Russia’s political organization, in addition to being of recent origin, was not organized by the Russians themselves but by Scandinavians, who, in the middle of the ninth century, were invited to rule the major Russian city of the north, Novgorod. The very notion of a “Russian state” appeared only in the fifteenth or sixteenth century. The Scandinavian-Slav rule revolved around the combination of war and commerce that was the hallmark of the first few centuries of Russia’s history. In the centuries that followed, Russia failed to create a society where order resulted from the self-governing behavior of its own citizens. Russia’s rulers were absolute monarchs, particularly after 1547 when Ivan the Terrible was crowned tsar. Ivan’s new position corresponded with a belief that Moscow, after the fall of Constantinople to the Ottomans in 1543, was the Third Rome and the last. This belief enabled the tsar to make himself still more absolute by concentrating religious and secular power. In Russia only a few hundred aristocratic families (the boyars), reputedly of foreign origin, dominated the rest of the people, with no middle class in between. Before the advent of the Scandinavians, the Russians were divided into freemen and slaves; After the Scandinavians arrived, the slaves remained as the dregs of society. Slaves were originally prisoners of war; later anyone could become so by birth or voluntary agreement. Warfare was the most important form of commerce, and the principal product was slaves.
The tsar ruled in absolute fashion with the help of his secret police, organized as early as 1565. This period followed the Mongol Yoke, an interim of about two and a half centuries (1240-1480) in which the Golden Horde Mongols mastered Russia after they had ended its flourishing period that had begun after its baptism. Russia’s pyramidal society was reformed for the first time in 1861, when about forty million serfs were legally freed from bondage by an edict of the tsar following Russia’s defeat in the Crimean War in 1854. The serfs were neither efficient tillers of land nor efficient soldiers in battle. Why should they work hard and die for others?

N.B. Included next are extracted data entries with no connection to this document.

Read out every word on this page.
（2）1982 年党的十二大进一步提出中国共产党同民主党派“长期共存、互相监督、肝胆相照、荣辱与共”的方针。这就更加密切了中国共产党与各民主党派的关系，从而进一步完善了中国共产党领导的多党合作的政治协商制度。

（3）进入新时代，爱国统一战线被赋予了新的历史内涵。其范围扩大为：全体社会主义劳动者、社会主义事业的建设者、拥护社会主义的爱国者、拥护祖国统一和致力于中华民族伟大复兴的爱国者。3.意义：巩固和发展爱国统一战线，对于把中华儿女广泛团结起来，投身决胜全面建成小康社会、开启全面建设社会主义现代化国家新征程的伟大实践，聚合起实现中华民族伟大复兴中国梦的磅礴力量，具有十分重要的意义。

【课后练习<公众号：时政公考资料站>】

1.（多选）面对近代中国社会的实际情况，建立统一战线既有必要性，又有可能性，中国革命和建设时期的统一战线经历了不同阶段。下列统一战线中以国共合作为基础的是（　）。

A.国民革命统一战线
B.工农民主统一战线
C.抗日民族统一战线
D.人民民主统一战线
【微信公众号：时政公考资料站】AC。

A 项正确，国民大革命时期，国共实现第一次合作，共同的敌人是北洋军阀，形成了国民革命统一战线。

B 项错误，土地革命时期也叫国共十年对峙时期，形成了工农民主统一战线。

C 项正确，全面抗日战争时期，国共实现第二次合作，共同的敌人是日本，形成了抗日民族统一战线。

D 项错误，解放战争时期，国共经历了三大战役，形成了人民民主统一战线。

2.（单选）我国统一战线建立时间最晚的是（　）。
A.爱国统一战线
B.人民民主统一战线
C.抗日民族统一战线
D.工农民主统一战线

More significant was the reform when the tsar, after Russia’s defeat by Japan in 1904-5, introduced a parliamentary democracy that lasted until 1917. In February 1917 the tsar abdicated because of the insurmountable pressures generated by Russia’s inability to cope with the problems resulting from her participation in World War I; the liberal government that then assumed power was ousted in October 1917 by the Bolsheviks.
In the period before the end of tsardom, Russia had excelled in cultural, not political, achievements; under the Bolsheviks, it was set on the path toward communism, a new experiment in history. But the idea behind the society’s reorganization was old. The communist idea was monolithic (as opposed to pluralist): it emphasized the validity of only one truth, that is, communism. The idea was the same as that of Orthodox Christianity, which Vladmir had chosen for Russia over nine hundred years earlier. However, whereas Russian Orthodox Christianity was a religion of forgiveness, not of tolerance, communism was a creed neither of forgiveness nor of tolerance. Besides, not only the groups ordering the society but every individual in it had to believe in the truth and act on it. The Soviet state, which was the most totalitarian state ever devised, was assigned the task of translating the truth into reality. To achieve this end, this totalitarian state applied all the persuasive and coercive means that it could muster. Among the means was the secret police (first Cheka and later the KGB), which soon became virtually omnipotent and ubiquitous. On the road to the unapproachable goal, it committed many crimes, among which was the genocide of the 1930s; no other state in history has ever perpetrated violence against its own people on such a scale. It also tried to implant abroad by deceit and violence the “truth” of communism, of which Afghanistan is the most recent example.